Nice Tech With Limitations
If you view this pedal as a stomp box (or 3, which is about how large it is), it's an unbeatable value. As a complete guitar processor it has some shortfalls. It's the usual type of pedal where you have a handful of lists (noise reduction, compression etc.) from each of which you can choose one effect. You then can change the parameters of that effect; there are usually about 3 parameters per effect, which are adjusted with knobs. (Of note, Eq is 6-band -- it's two different lists.) You can easily store the adjustments, and also easily reset to factory specs. Doing the adjustments themselves can be annoying, because you need to press the foot switch buttons with your fingers. Also, the display is only two figure-8 LEDs and two dots, which seems absurd in modern times, and pretty much locks you into keeping the manual around to decipher what it's trying to tell you. Speaking of the manual, it's mostly good but doesn't always make sense, as when it describes one parameter as "sound quality," with a range of 1-10. When do you want low sound quality? A few other parameters are equally mystifying.

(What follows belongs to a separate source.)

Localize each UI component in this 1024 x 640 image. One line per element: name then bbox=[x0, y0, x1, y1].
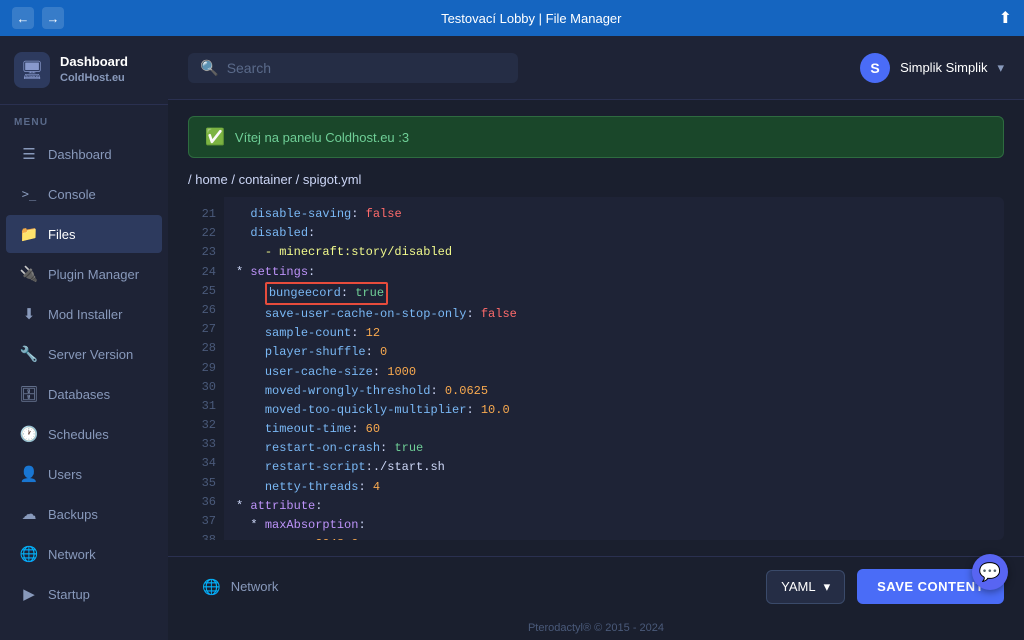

There are 20 presets, each in a version for running into an amp (uses extra eq) or a recorder (uses cabinet sim), and 40 user slots. Most of the presets are weak, and seem designed to showcase some particular effect rather than to be useable, though they say they're based on particular albums. (Weird albums, unless you're really into Robert Fripp et al.) This is a strange and disappointing choice. Try the Behringer V-Amp presets, for example, and they'll sound much better. The other problem I have with this machine is that if you turn on the drum machine, the "reverb" section of effects shuts off. (This is remarked on only in fine print.) Obviously this isn't a problem if you're recording, since you're not going to use the drum machine for that (there's no "dry" output) settings can sound a lot different with the reverb suddenly gone, and since the point of practicing with a drum machine for me is to improve my timing, I miss it. Strangely you can have two delays running simultaneously with the drum machine -- just not reverb. (The I/O, by the way, is completely primitive -- 1 TRS in, 1 TRS out, and a 1/4 inch headphone jack.)
One final gripe: the middle ground between clean and totally distorted can be hard to reach.
So what's to like about this machine? A lot. For one thing, the sound is pristine and detailed. (A number of settings do pull forward the hum from a single-coil, though, which I've never heard before.) The sims and effects are mostly excellent. (Reverb's not the greatest.) The machine itself is quiet, switching is quiet and fast. The tuner is good. The drum machine has a lot more variety than most on this kind of device, and is both tappable and settable to BPM. The thing feels solid. It's the kind of thing you dreamed of a stompbox being when you were a kid.
And it's a hundred dollars! Which for something that's this useful as both a practice and recording tool (I don't "gig" much) is very much worth it.